Scientists at Oregon Health & Science University’s Vollum Institute have published a research article that describes a new view of how nerve cells communicate with each other. They believe their work will provide scientists with a better understanding of how antidepressants work in the human brain, hopefully leading to the development of better antidepressants with few or no side effects.
The article (“X-ray structure of dopamine transporter elucidates antidepressant mechanism”) in Nature came from the lab of Eric Gouaux, Ph.D., a senior scientist and a Howard Hughes Medical Institute Investigator. His team’s research focuses on the structure of the dopamine transporter, which helps regulate dopamine levels in the brain.
Dopamine is an essential neurotransmitter for the human body’s central nervous system; abnormal levels of dopamine are present in a range of neurological disorders including Parkinson’s disease, drug addiction, depression, and schizophrenia. Along with dopamine, the neurotransmitters noradrenaline and serotonin are transported by related transporters, which can be studied with greater accuracy based on the dopamine transporter structure.
The Gouaux lab’s more detailed view of the dopamine transporter structure better reveals how antidepressants act on the transporters and thus do their work.
“We present the crystal structure of the Drosophila melanogaster dopamine transporter at 3.0 [angstroms] resolution bound to the tricyclic antidepressant nortriptyline.

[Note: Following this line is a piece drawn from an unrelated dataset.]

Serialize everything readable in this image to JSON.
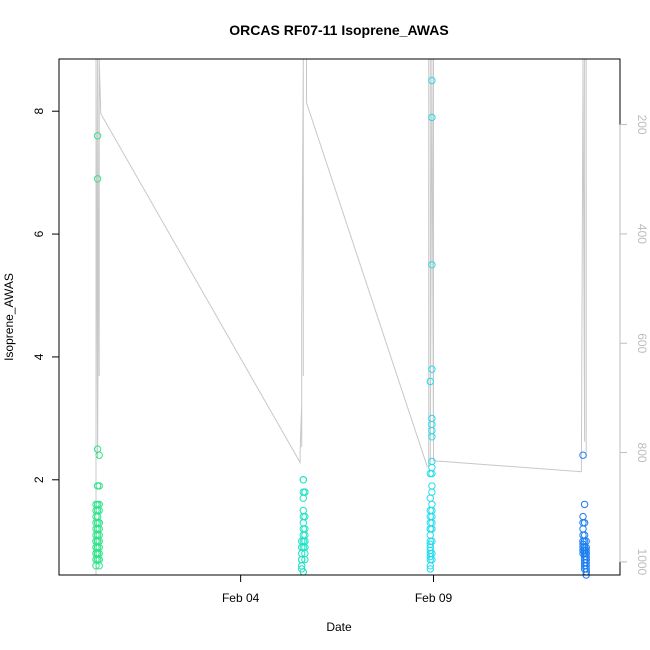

The transporter is locked in an outward-open conformation with nortriptyline wedged between transmembrane helices 1, 3, 6, and 8, blocking the transporter from binding substrate and from isomerizing to an inward-facing conformation,” wrote the investigators.
“[The] dopamine transporter structure reveals the molecular basis for antidepressant action on sodium-coupled neurotransmitter symporters and elucidates critical elements of eukaryotic transporter structure and modulation by lipids, thus expanding our understanding of the mechanism and regulation of neurotransmitter uptake at chemical synapses.”
According to Dr. Gouaux, the more detailed view could help scientists and pharmaceutical companies develop drugs that do a much better job of targeting what they’re trying to target—and not create side effects caused by a broader blast at the brain proteins.
“By learning as much as possible about the structure of the transporter and its complexes with antidepressants, we have laid the foundation for the design of new molecules with better therapeutic profiles and, hopefully, with fewer deleterious side effects,” he said.